En boulangerie-pâtisserie, 21.000 postes sont à pourvoir

Le secteur de la boulangerie-pâtisserie attire chaque année 24.000 apprentis. Mais de nombreux postes sont encore à pourvoir, environ 21.000 dans toute la France.

La boulangerie-pâtisserie manque de bras. Des métiers difficiles, où les salaires démarrent au Smic mais peuvent atteindre ceux des cadres, qui n'attirent pas suffisamment de candidats pour répondre aux besoins du secteur.

Pourtant, l'artisanat "embauche trois fois plus que dans l’industrie pour un même chiffre d’affaires", assure au Parisien Dominique Anract, président de la Confédération Nationale de la Boulangerie-Pâtisserie Française. "Nous avons 21.000 postes à pourvoir sur toute la France: 10.000 pâtissiers, 8000 boulangers et 3000 vendeurs...", ajoute-t-il.

"C’est surtout le travail le week-end qui gêne. Quand on a 17-18 ans, que tous les copains sortent et que nous, on se couche, ça peut décourager… On perd 25 % d’apprentis la première année. Il y a un passage difficile, mais dès qu’ils montent en compétences, ils savent qu’ils ont un métier entre les mains", affirme Dominique Anract.

Des besoins dans les centres-villes

Le secteur attire 24.000 apprentis par an, et de plus en plus de femmes qui représentent aujourd'hui 30% des boulangers, mais ce n'est pas suffisant pour répondre aux besoins. Chaque année, il y a plus de sociétés qui ouvrent, environ 1200, que d'entreprises qui disparaissent, environ 1000.

"Nous avons besoin de monde, notamment dans les centres-villes qui se revitalisent. Dans les villages, certaines boulangeries sont en train d’être reprises et c’est une bonne nouvelle", se félicite le président de la Confédération.
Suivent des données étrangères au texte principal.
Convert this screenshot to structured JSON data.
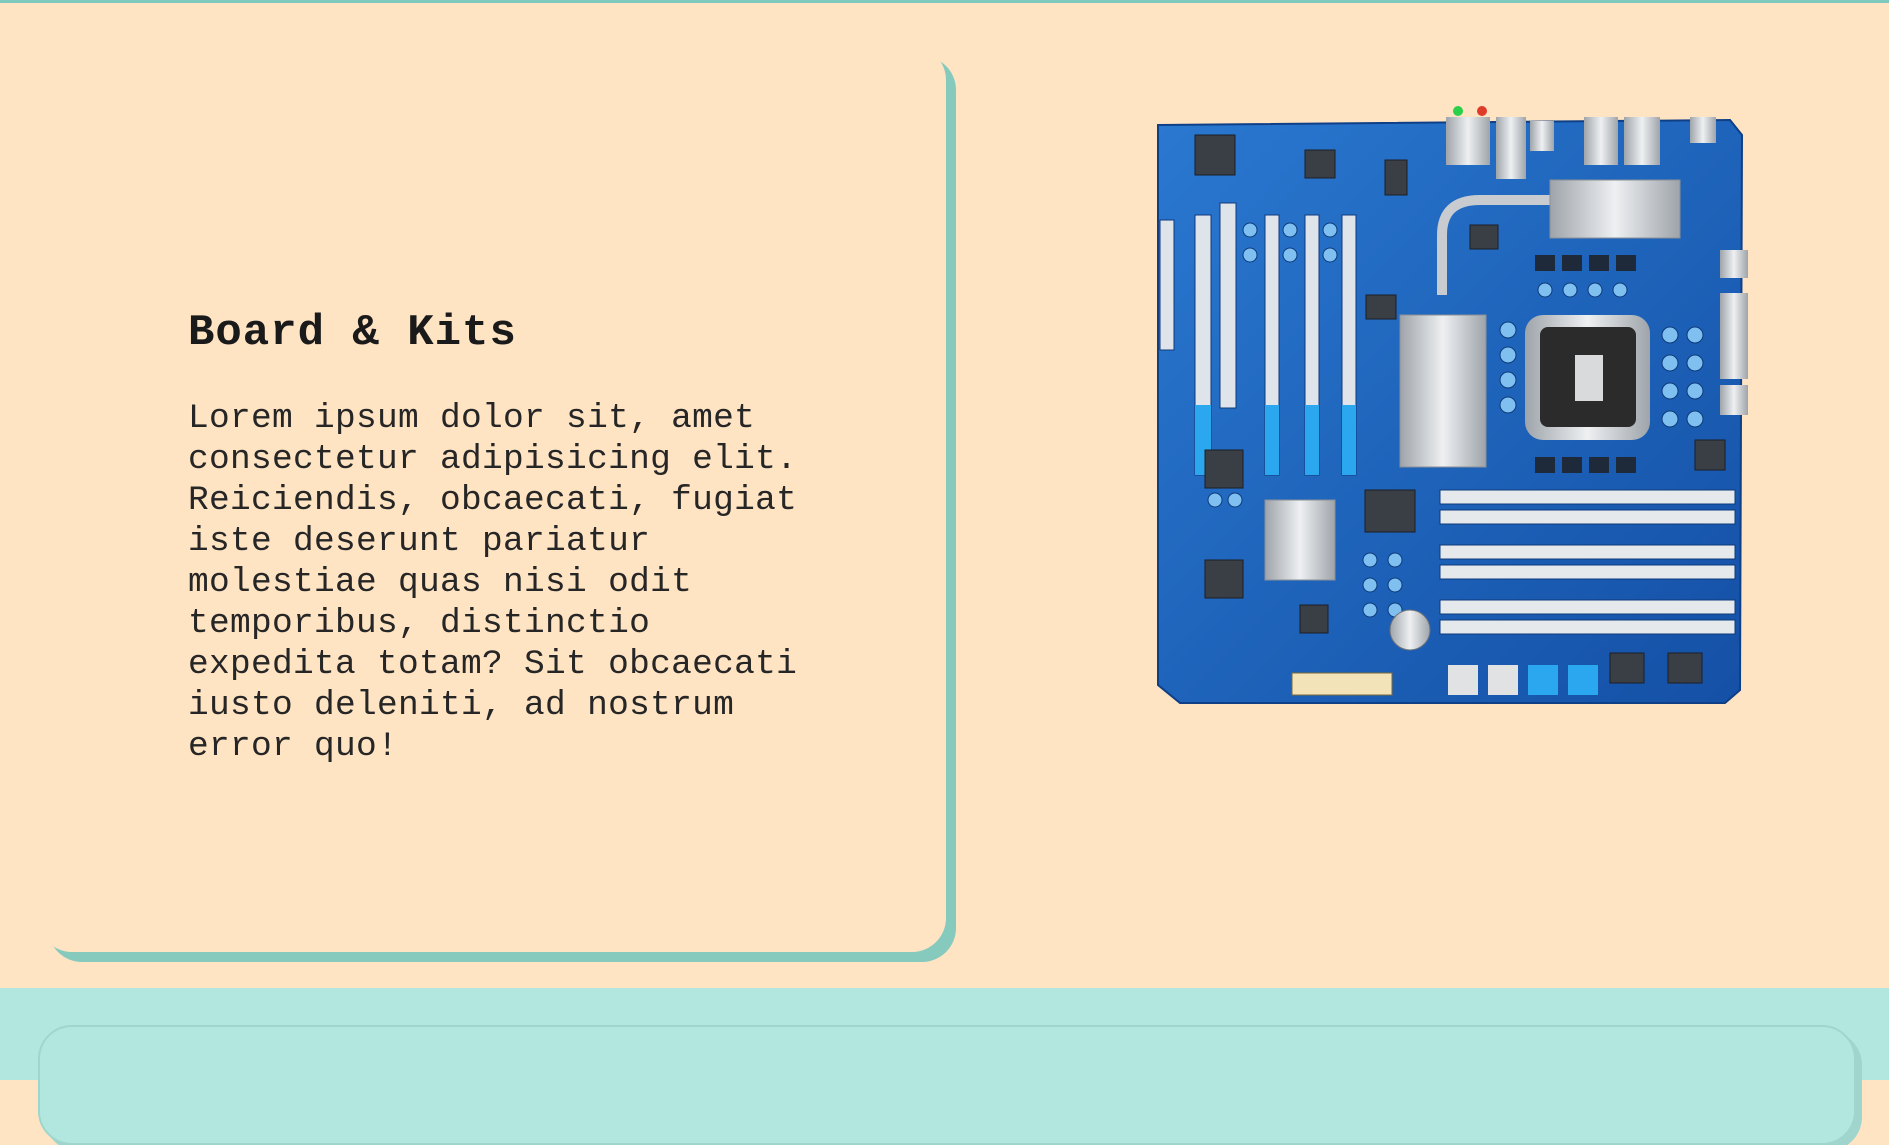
{
  "feature_card": {
    "title": "Board & Kits",
    "body": "Lorem ipsum dolor sit, amet consectetur adipisicing elit. Reiciendis, obcaecati, fugiat iste deserunt pariatur molestiae quas nisi odit temporibus, distinctio expedita totam? Sit obcaecati iusto deleniti, ad nostrum error quo!"
  },
  "image": {
    "icon": "motherboard-illustration"
  },
  "colors": {
    "page_background": "#ffe4c4",
    "accent": "#86c9bd",
    "next_section_background": "#b2e7df",
    "board_blue": "#1b5fb8"
  }
}
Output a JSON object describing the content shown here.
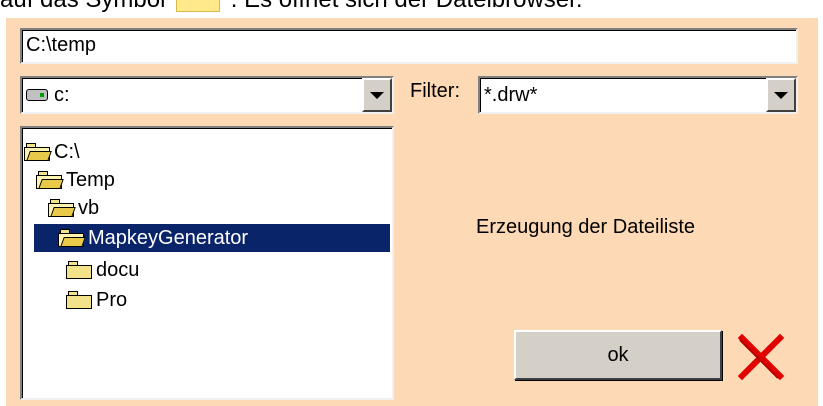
{
  "caption": {
    "prefix": "auf das Symbol",
    "suffix": ". Es öffnet sich der Dateibrowser."
  },
  "path_input": {
    "value": "C:\\temp"
  },
  "drive_select": {
    "value": "c:",
    "icon": "drive-icon"
  },
  "filter": {
    "label": "Filter:",
    "value": "*.drw*"
  },
  "tree": {
    "items": [
      {
        "label": "C:\\",
        "icon": "open-folder-icon",
        "selected": false
      },
      {
        "label": "Temp",
        "icon": "open-folder-icon",
        "selected": false
      },
      {
        "label": "vb",
        "icon": "open-folder-icon",
        "selected": false
      },
      {
        "label": "MapkeyGenerator",
        "icon": "open-folder-icon",
        "selected": true
      },
      {
        "label": "docu",
        "icon": "folder-icon",
        "selected": false
      },
      {
        "label": "Pro",
        "icon": "folder-icon",
        "selected": false
      }
    ]
  },
  "status": {
    "text": "Erzeugung der Dateiliste"
  },
  "ok_button": {
    "label": "ok"
  },
  "colors": {
    "panel": "#fdd9b5",
    "selection": "#0a246a",
    "close_x": "#e00000"
  }
}
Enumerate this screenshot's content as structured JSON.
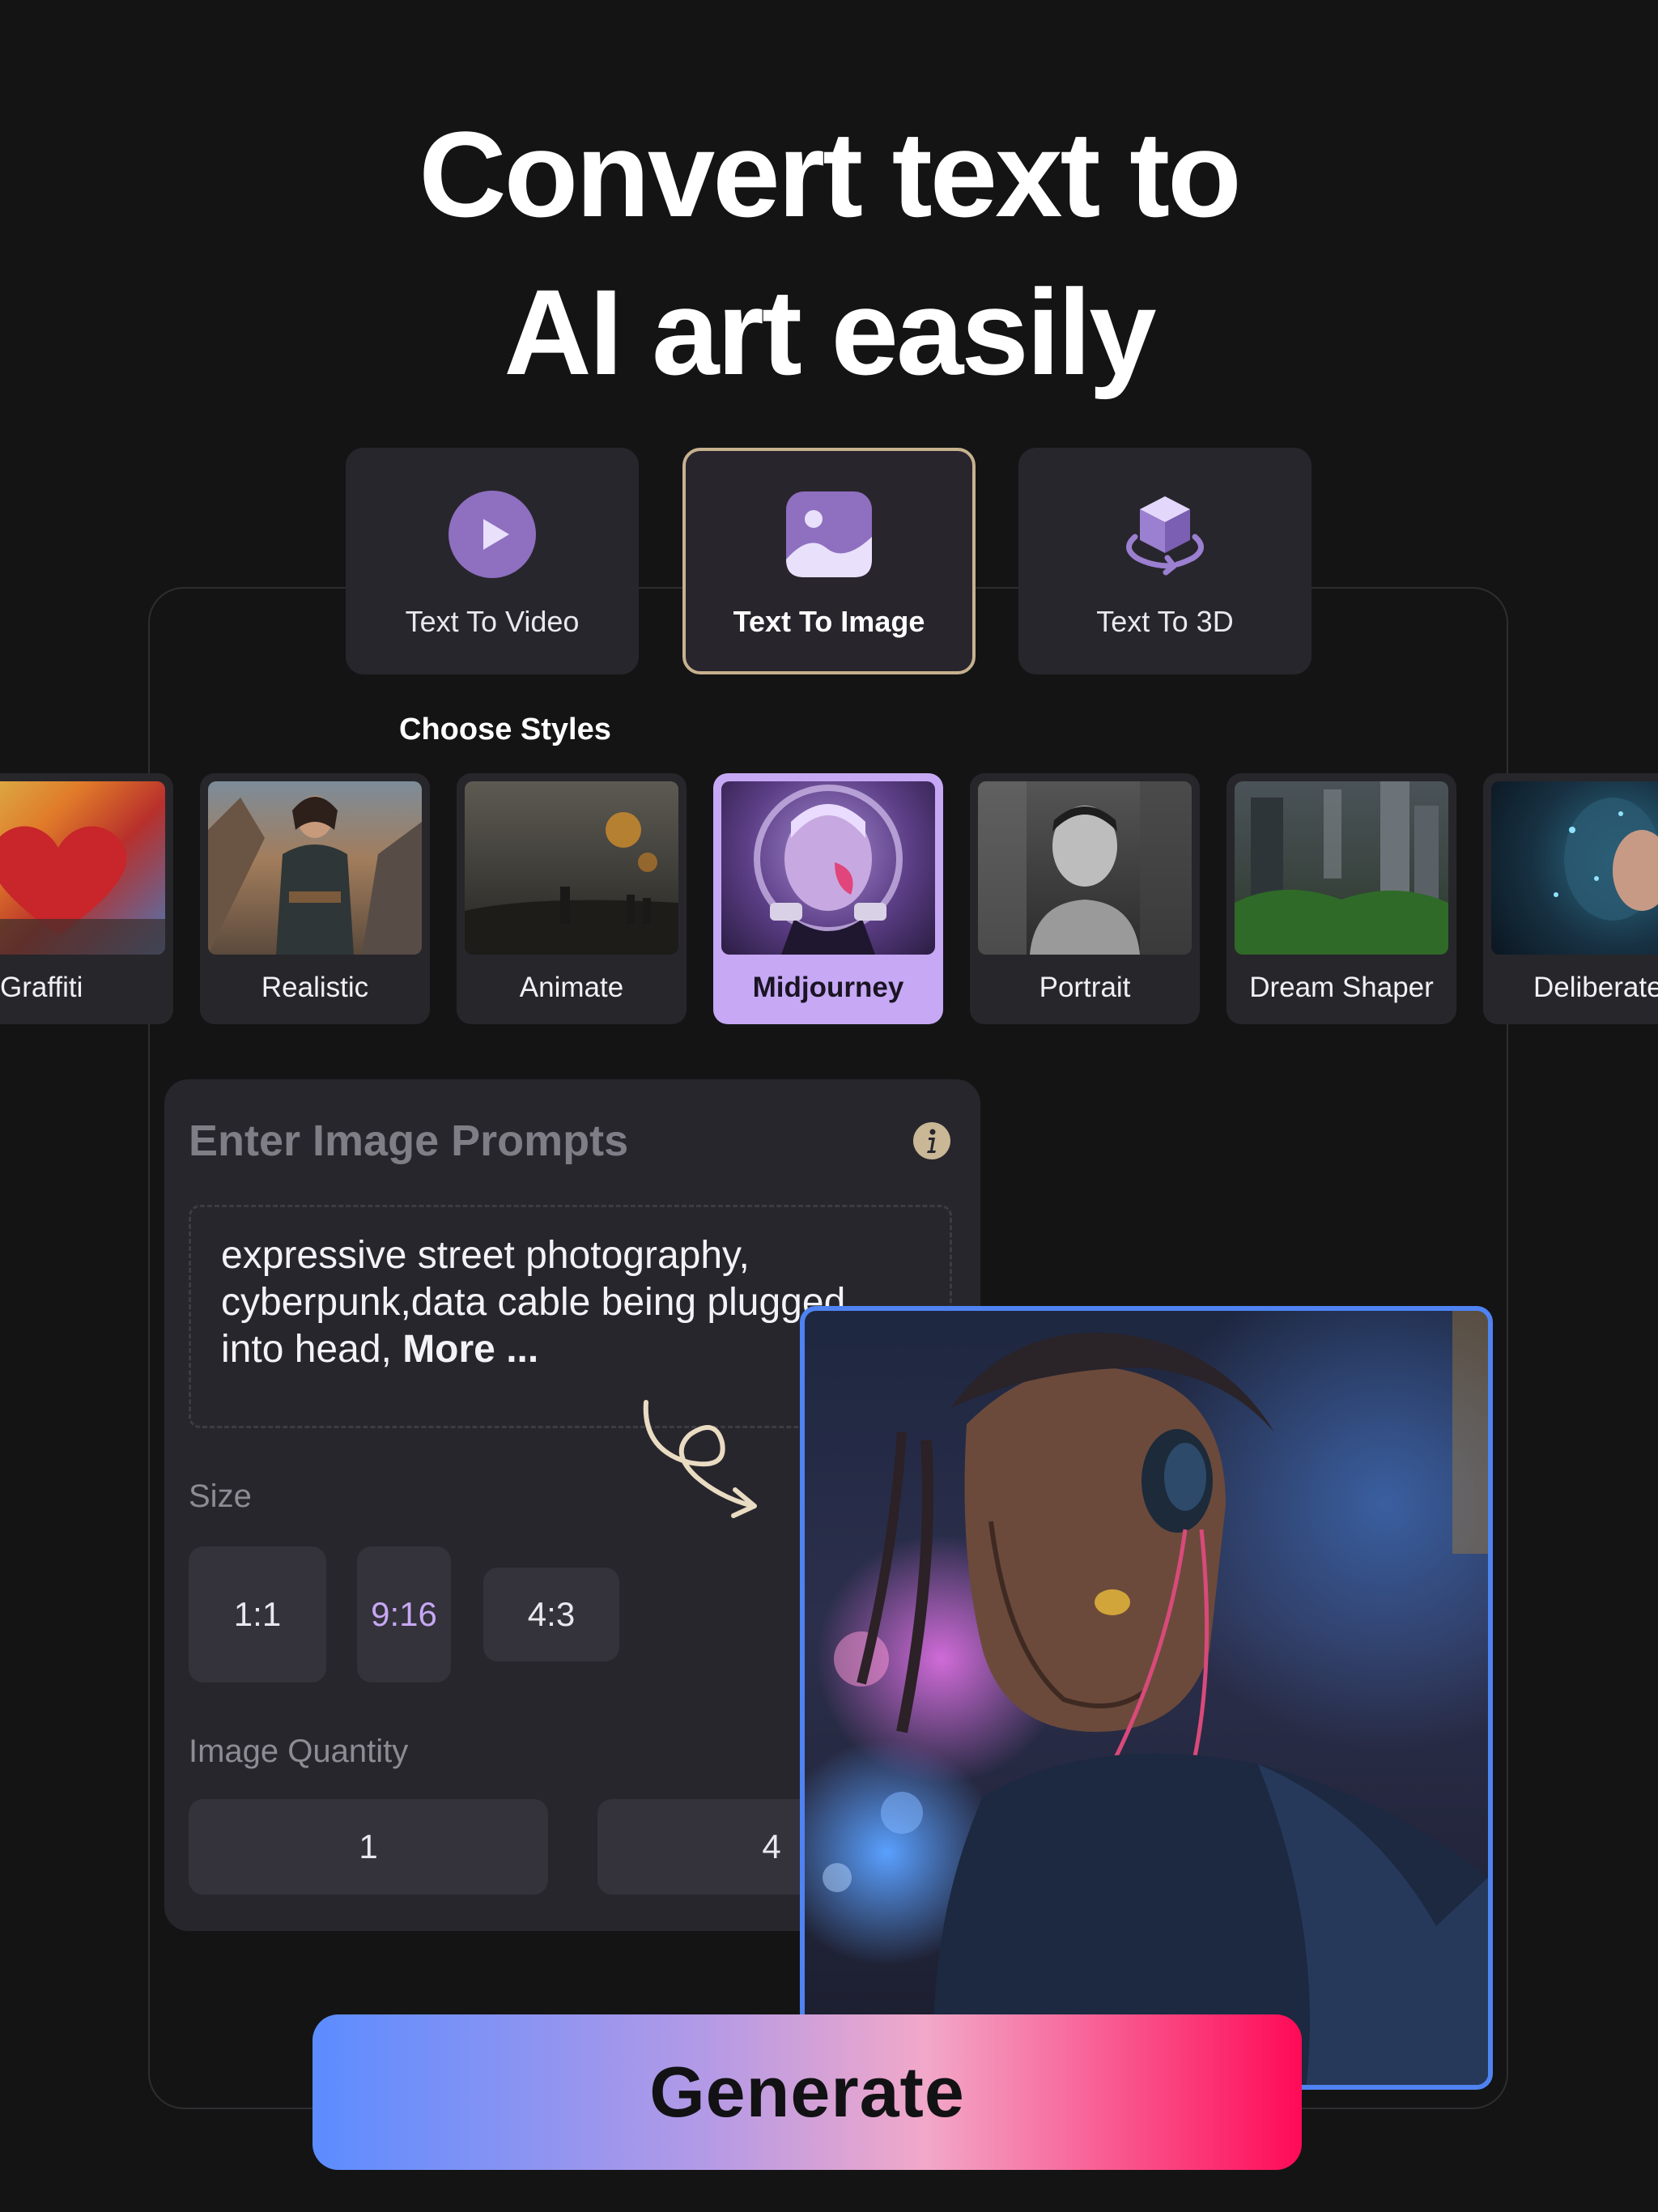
{
  "headline": {
    "line1": "Convert text to",
    "line2": "AI art easily"
  },
  "modes": [
    {
      "label": "Text To Video",
      "icon": "play-circle-icon",
      "active": false
    },
    {
      "label": "Text To Image",
      "icon": "image-icon",
      "active": true
    },
    {
      "label": "Text To 3D",
      "icon": "cube-rotate-icon",
      "active": false
    }
  ],
  "styles_label": "Choose Styles",
  "styles": [
    {
      "label": "Graffiti",
      "active": false
    },
    {
      "label": "Realistic",
      "active": false
    },
    {
      "label": "Animate",
      "active": false
    },
    {
      "label": "Midjourney",
      "active": true
    },
    {
      "label": "Portrait",
      "active": false
    },
    {
      "label": "Dream Shaper",
      "active": false
    },
    {
      "label": "Deliberate",
      "active": false
    }
  ],
  "prompt": {
    "title": "Enter Image Prompts",
    "text": "expressive street photography, cyberpunk,data cable being plugged into head, ",
    "more": "More ..."
  },
  "size": {
    "label": "Size",
    "options": [
      "1:1",
      "9:16",
      "4:3"
    ],
    "selected": "9:16"
  },
  "quantity": {
    "label": "Image Quantity",
    "options": [
      "1",
      "4"
    ]
  },
  "generate_label": "Generate",
  "colors": {
    "background": "#141415",
    "accent_purple": "#c6a8f5",
    "active_border": "#c7b18e",
    "result_border": "#4f83f2",
    "gradient_start": "#5b8cff",
    "gradient_mid": "#f2a8c9",
    "gradient_end": "#ff0a57"
  }
}
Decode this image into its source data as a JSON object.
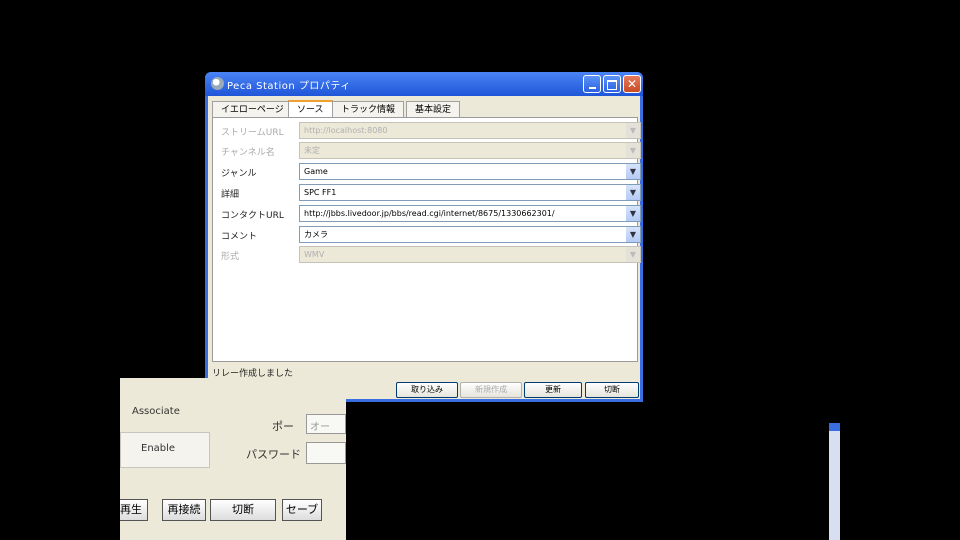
{
  "window": {
    "title": "Peca Station プロパティ",
    "controls": {
      "minimize": "",
      "maximize": "",
      "close": "✕"
    }
  },
  "tabs": [
    {
      "label": "イエローページ"
    },
    {
      "label": "ソース"
    },
    {
      "label": "トラック情報"
    },
    {
      "label": "基本設定"
    }
  ],
  "fields": {
    "stream_url": {
      "label": "ストリームURL",
      "value": "http://localhost:8080"
    },
    "channel_name": {
      "label": "チャンネル名",
      "value": "未定"
    },
    "genre": {
      "label": "ジャンル",
      "value": "Game"
    },
    "description": {
      "label": "詳細",
      "value": "SPC FF1"
    },
    "contact_url": {
      "label": "コンタクトURL",
      "value": "http://jbbs.livedoor.jp/bbs/read.cgi/internet/8675/1330662301/"
    },
    "comment": {
      "label": "コメント",
      "value": "カメラ"
    },
    "format": {
      "label": "形式",
      "value": "WMV"
    }
  },
  "status": {
    "text": "リレー作成しました"
  },
  "buttons": {
    "load": "取り込み",
    "new_create": "新規作成",
    "update": "更新",
    "disconnect": "切断"
  },
  "overlay": {
    "text1": "Associate",
    "label_port": "ポー",
    "port_value": "オー",
    "text2": "Enable",
    "label_password": "パスワード",
    "btn_play": "再生",
    "btn_reconnect": "再接続",
    "btn_disconnect": "切断",
    "btn_save": "セーブ"
  }
}
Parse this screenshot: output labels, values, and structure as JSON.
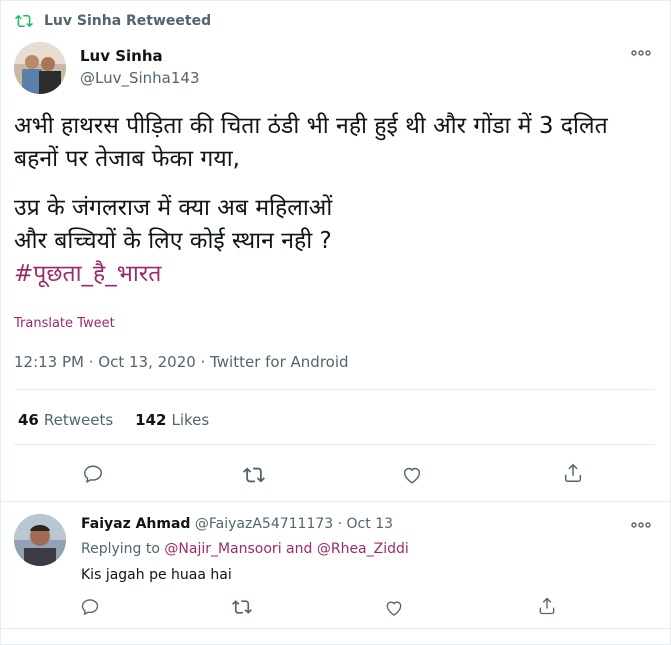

Malgré tout, la tendance est à l'ouverture de franchises comme celles de la chaîne Marie Blachère, entraînant ainsi la fermeture des petites boulangeries. "Ça c’est embêtant", note Dominique Anract.

Pour attirer de nouveaux candidats, le secteur pointe sur les perspectives d'avenir. Le président de la Confédération insiste: "un jeune de 16 ans a besoin de rêver. Dans une boulangerie, s’il se forme bien, je vous garantis qu’il peut avoir tout ce qu’il veut ! En plus, il peut s’installer en bord de mer, à la montagne, à la campagne… On a quand même une vie, en boulangerie, maintenant".